Until i got to the maple trees in the front yard. And instead of maneuvering around one of the exposed roots, i tried to hop over it. And ended up on top of it. Which resulted in Mangled Mower Blade No. 2. More like slightly bent fettucini this time. And another call to Peg. And another rolling of her eyes. And another hand-me-down mower from another neighbor. And being put on 'mowing restriction' by my wife.
The 'WILD RUMPUS' was over.
I was demoted from being 'KING OF THE WORLD'.
The shame and humiliation cut deep. In fact, it was the only thing that was 'cutting' anything in my life that point.
In my imposed exile from the still untamed jungle of my backyard, i sifted through the broken pieces of machinery and ego to see what went wrong.
And my old, unspoken approach to mowing reappeared like a nightmare haunting my waking hours.
'I didn't need to KNOW the lawn. I just needed to MOW the lawn.'
And a tiny shaft of light, no wider than a blade of bermuda, pierced the darkness of my cell of shame and embarrassment.
Those strange bumps and lumps in the landscape were actually part of its character. And perhaps what i had failed to recognize while i was simply trying to plow my way through them was that i needed to appreciate the land for what it is, and nurture it and nuance my way around those lumps and bumps in order to truly care for the whole space in its created cusps and chasms, corners and contours. I needed to learn new ways of approaching such a singularly shaped terrain so that it could more fully flourish in the ways it was made to do so.

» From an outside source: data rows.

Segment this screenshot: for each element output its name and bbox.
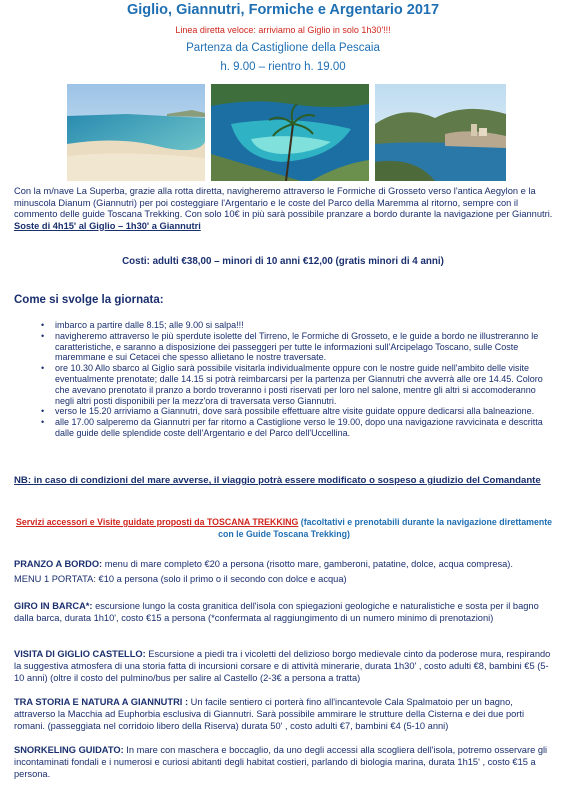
intro-paragraph (14, 186, 556, 232)
offer-lunch (14, 559, 556, 586)
offer-text: escursione lungo la costa granitica dell'isola con spiegazioni geologiche e naturalistiche e sosta per il bagno dalla barca, durata 1h10', costo €15 a persona (*confermata al raggiungimento di un numero minimo di prenotazioni) (14, 601, 539, 623)
beach-photo (67, 84, 205, 181)
list-item (41, 406, 556, 417)
harbour-photo (375, 84, 506, 181)
services-heading (14, 517, 554, 540)
list-item (41, 417, 556, 439)
intro-highlight: Soste di 4h15' al Giglio – 1h30' a Giannutri (14, 220, 201, 231)
offer-extra: MENU 1 PORTATA: €10 a persona (solo il primo o il secondo con dolce e acqua) (14, 573, 347, 584)
offer-heading: GIRO IN BARCA*: (14, 601, 93, 611)
list-item-text: ore 10.30 Allo sbarco al Giglio sarà possibile visitarla individualmente oppure con le nostre guide nell'ambito delle visite eventualmente prenotate; dalle 14.15 si potrà reimbarcarsi per la partenza per Giannutri che avverrà alle ore 14.45. Coloro che avevano prenotato il pranzo a bordo troveranno i posti riservati per loro nel salone, mentre gli altri si accomoderanno negli altri posti disponibili per la mezz'ora di traversata verso Giannutri. (55, 363, 543, 406)
list-item-text: verso le 15.20 arriviamo a Giannutri, dove sarà possibile effettuare altre visite guidate oppure dedicarsi alla balneazione. (55, 406, 535, 417)
cove-photo (211, 84, 369, 181)
offer-snorkeling (14, 745, 556, 780)
offer-text: Un facile sentiero ci porterà fino all'incantevole Cala Spalmatoio per un bagno, attraverso la Macchia ad Euphorbia esclusiva di Giannutri. Sarà possibile ammirare le strutture della Cisterna e dei due porti romani. (passeggiata nel corridoio libero della Riserva) durata 50' , costo adulti €7, bambini €4 (5-10 anni) (14, 697, 525, 731)
day-steps-list (41, 320, 556, 439)
list-item-text: navigheremo attraverso le più sperdute isolette del Tirreno, le Formiche di Grosseto, e le guide a bordo ne illustreranno le caratteristiche, e saranno a disposizione dei passeggeri per tutte le informazioni sull'Arcipelago Toscano, sulle Coste maremmane e sui Cetacei che spesso allietano le nostre traversate. (55, 330, 539, 363)
list-item (41, 363, 556, 406)
times-line: h. 9.00 – rientro h. 19.00 (220, 61, 346, 73)
tagline: Linea diretta veloce: arriviamo al Giglio in solo 1h30'!!! (175, 25, 391, 35)
offer-text: In mare con maschera e boccaglio, da uno degli accessi alla scogliera dell'isola, potremo osservare gli incontaminati fondali e i numerosi e curiosi abitanti degli habitat costieri, parlando di biologia marina, durata 1h15' , costo €15 a persona. (14, 745, 548, 779)
intro-text: Con la m/nave La Superba, grazie alla rotta diretta, navigheremo attraverso le Formiche di Grosseto verso l'antica Aegylon e la minuscola Dianum (Giannutri) per poi costeggiare l'Argentario e le coste del Parco della Maremma al ritorno, sempre con il commento delle guide Toscana Trekking. Con solo 10€ in più sarà possibile pranzare a bordo durante la navigazione per Giannutri. (14, 186, 553, 220)
page-title: Giglio, Giannutri, Formiche e Argentario 2017 (126, 2, 440, 18)
costs-line: Costi: adulti €38,00 – minori di 10 anni €12,00 (gratis minori di 4 anni) (122, 256, 444, 267)
offer-text: menu di mare completo €20 a persona (risotto mare, gamberoni, patatine, dolce, acqua compresa). (102, 559, 513, 569)
offer-boat-tour (14, 601, 556, 625)
list-item (41, 331, 556, 363)
offer-heading: SNORKELING GUIDATO: (14, 745, 124, 755)
offer-heading: TRA STORIA E NATURA A GIANNUTRI : (14, 697, 189, 707)
list-item-text: alle 17.00 salperemo da Giannutri per far ritorno a Castiglione verso le 19.00, dopo una navigazione ravvicinata e descritta dalle guide delle splendide coste dell'Argentario e del Parco dell'Uccellina. (55, 417, 543, 438)
services-heading-red: Servizi accessori e Visite guidate proposti da TOSCANA TREKKING (15, 517, 299, 527)
services-heading-blue: (facoltativi e prenotabili durante la navigazione direttamente con le Guide Toscana Trekking) (218, 517, 553, 539)
nb-notice: NB: in caso di condizioni del mare avverse, il viaggio potrà essere modificato o sospeso a giudizio del Comandante (14, 475, 541, 486)
offer-text: Escursione a piedi tra i vicoletti del delizioso borgo medievale cinto da poderose mura, respirando la suggestiva atmosfera di una storia fatta di incursioni corsare e di attività minerarie, durata 1h30' , costo adulti €8, bambini €5 (5-10 anni) (oltre il costo del pulmino/bus per salire al Castello (2-3€ a persona a tratta) (14, 649, 551, 683)
offer-heading: VISITA DI GIGLIO CASTELLO: (14, 649, 146, 659)
offer-castle-visit (14, 649, 556, 684)
day-section-title: Come si svolge la giornata: (14, 294, 164, 306)
list-item-text: imbarco a partire dalle 8.15; alle 9.00 si salpa!!! (55, 320, 244, 330)
departure-line: Partenza da Castiglione della Pescaia (186, 42, 380, 54)
offer-giannutri-walk (14, 697, 556, 732)
offer-heading: PRANZO A BORDO: (14, 559, 103, 569)
list-item (41, 320, 556, 331)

In the face of a lawn that was unique, undefinable, and seemingly untamable, i hadn't take the time needed to get to know the lay of the land and the ways in which it is a special work of 'art'. I hadn't realized that taking care of a space like this was a work of 'art' in and of itself.
Still not 'rocket science'.
Nor 'quantum physics'.
But definitely 'art'.
We now have three lawn mowers in our shed. ONE of them works (thanks to Peg). Another she is attempting to fix. The third, original, fancy-schmancy one sits gathering dust in the dark corner, still with the bow-tie pasta blades.

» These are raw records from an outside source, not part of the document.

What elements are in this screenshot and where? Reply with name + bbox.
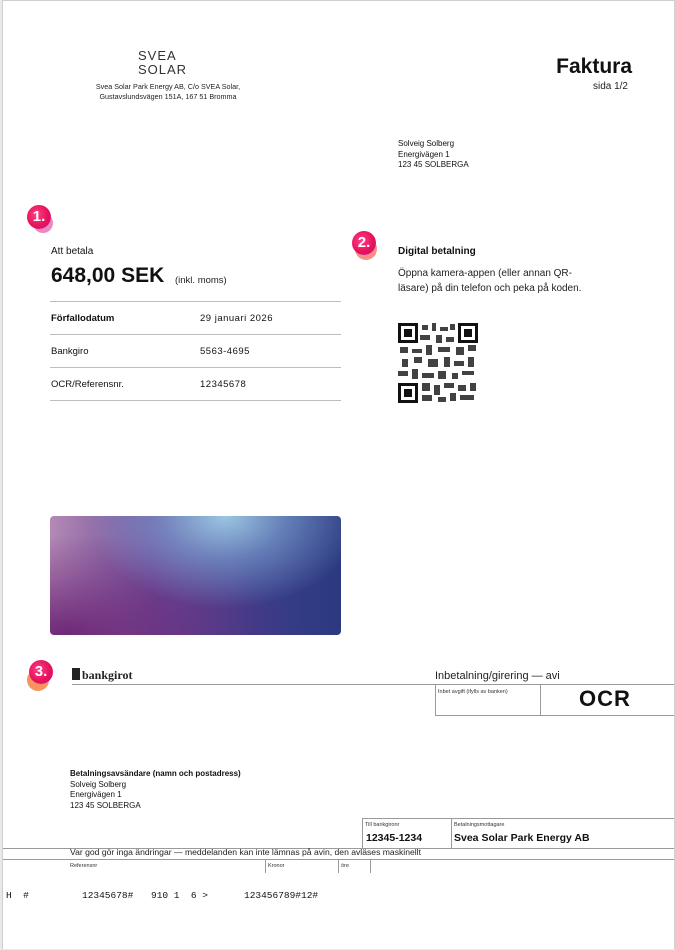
svea-solar-logo: [138, 49, 198, 77]
receiver-name: Svea Solar Park Energy AB: [454, 832, 590, 844]
step-1-badge: 1.: [27, 205, 51, 229]
bankgirot-name: bankgirot: [82, 668, 133, 682]
ocr-reference-value: 12345678: [200, 378, 247, 390]
slip-divider: [370, 859, 371, 873]
step-2-badge: 2.: [352, 231, 376, 255]
ocr-line-reference: 12345678#: [82, 890, 134, 901]
slip-divider: [72, 684, 674, 685]
ocr-reference-label: OCR/Referensnr.: [51, 378, 124, 390]
bankgiro-label: Bankgiro: [51, 345, 89, 357]
document-title: Faktura: [556, 55, 632, 78]
slip-divider: [540, 684, 541, 715]
payer-heading: Betalningsavsändare (namn och postadress): [70, 769, 241, 778]
slip-divider: [435, 684, 436, 715]
slip-divider: [362, 818, 363, 848]
fee-label: Inbet avgift (ifylls av banken): [438, 689, 508, 695]
payer-city: 123 45 SOLBERGA: [70, 800, 141, 810]
digital-payment-title: Digital betalning: [398, 246, 476, 257]
logo-line2: SOLAR: [138, 62, 188, 77]
digital-payment-instructions: Öppna kamera-appen (eller annan QR-läsare) på din telefon och peka på koden.: [398, 268, 582, 294]
to-bankgiro-label: Till bankgironr: [365, 822, 400, 828]
kronor-column-label: Kronor: [268, 863, 285, 869]
sender-address: [63, 82, 273, 102]
recipient-address: [398, 139, 469, 171]
receiver-label: Betalningsmottagare: [454, 822, 505, 828]
to-bankgiro-number: 12345-1234: [366, 832, 423, 844]
qr-code-icon[interactable]: [398, 323, 478, 403]
payer-name: Solveig Solberg: [70, 779, 127, 789]
invoice-page: [2, 0, 675, 949]
bankgiro-value: 5563-4695: [200, 345, 250, 357]
decorative-gradient-card: [50, 516, 341, 635]
amount-due: 648,00 SEK: [51, 264, 165, 287]
step-3-badge: 3.: [29, 660, 53, 684]
payer-block: [70, 769, 241, 811]
due-date-value: 29 januari 2026: [200, 312, 273, 324]
bankgirot-mark-icon: [72, 668, 80, 680]
ocr-line-start: H #: [6, 890, 29, 901]
bankgirot-logo: [72, 668, 132, 683]
slip-divider: [451, 818, 452, 848]
page-indicator: sida 1/2: [592, 81, 628, 92]
ocr-line-account: 123456789#12#: [244, 890, 319, 901]
payment-info-table: [50, 301, 341, 401]
recipient-name: Solveig Solberg: [398, 139, 455, 148]
ore-column-label: öre: [341, 863, 349, 869]
sender-address-line2: Gustavslundsvägen 151A, 167 51 Bromma: [99, 92, 237, 101]
slip-divider: [265, 859, 266, 873]
payer-street: Energivägen 1: [70, 790, 122, 799]
sender-address-line1: Svea Solar Park Energy AB, C/o SVEA Solar,: [95, 82, 241, 91]
due-date-label: Förfallodatum: [51, 312, 115, 324]
ocr-line-amount: 910 1 6 >: [151, 890, 209, 901]
reference-column-label: Referensnr: [70, 863, 98, 869]
amount-vat-note: (inkl. moms): [175, 275, 227, 286]
amount-label: Att betala: [51, 246, 94, 257]
ocr-heading: OCR: [579, 686, 631, 711]
recipient-city: 123 45 SOLBERGA: [398, 160, 469, 169]
logo-line1: SVEA: [138, 48, 177, 63]
slip-notice: Var god gör inga ändringar — meddelanden kan inte lämnas på avin, den avläses maskinellt: [70, 847, 421, 857]
recipient-street: Energivägen 1: [398, 149, 450, 159]
slip-divider: [338, 859, 339, 873]
table-row: [50, 368, 341, 401]
slip-divider: [362, 818, 674, 819]
slip-divider: [435, 715, 674, 716]
table-row: [50, 302, 341, 335]
table-row: [50, 335, 341, 368]
slip-title: Inbetalning/girering — avi: [435, 670, 560, 682]
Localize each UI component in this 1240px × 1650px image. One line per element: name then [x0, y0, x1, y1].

But i sense in the silliness and strangeness of my odyssey with my lawn and the mowers with which i have sought to 'tame' it, there's a larger life lesson buried in the midst of it all, like one of those damn, subterranean boulders in my yard waiting for me to crash upon it yet again.
In order to best care for my backyard...
i don't just need to MOW it.
i need to KNOW it.
And in order for me to best engage with all the unique, undefinable, untamable and unmistakably strange and sacred experiences that appear on my life's journey (the ones that have ushered in the strongest times of community or greatest moments of enmity...the instances that have given me so much and those that have left me in most dire need...the circumstances i've attempted to plow over in frustration and fear, impatience and insolence), perhaps i'd do better to start by taking the time to appreciate these experiences for what they are, and even to receive them for the gifts they bear in this world and my life, however perplexing and painful it might be to receive them.
Maybe it's time to allow someone else to 'let the WILD RUMPUSES' go on and serve as the 'KING OF THE WORLD'.
Maybe i just need to pause, breathe, and take the time to truly KNOW them.
And to remember to acknowledge and celebrate them as the works of 'art' that they truly are.
And to engage in the 'art' of nurturing and caring about them as such.
My yard certainly doesn't look 'perfect' now.
But it is certainly much better 'known'.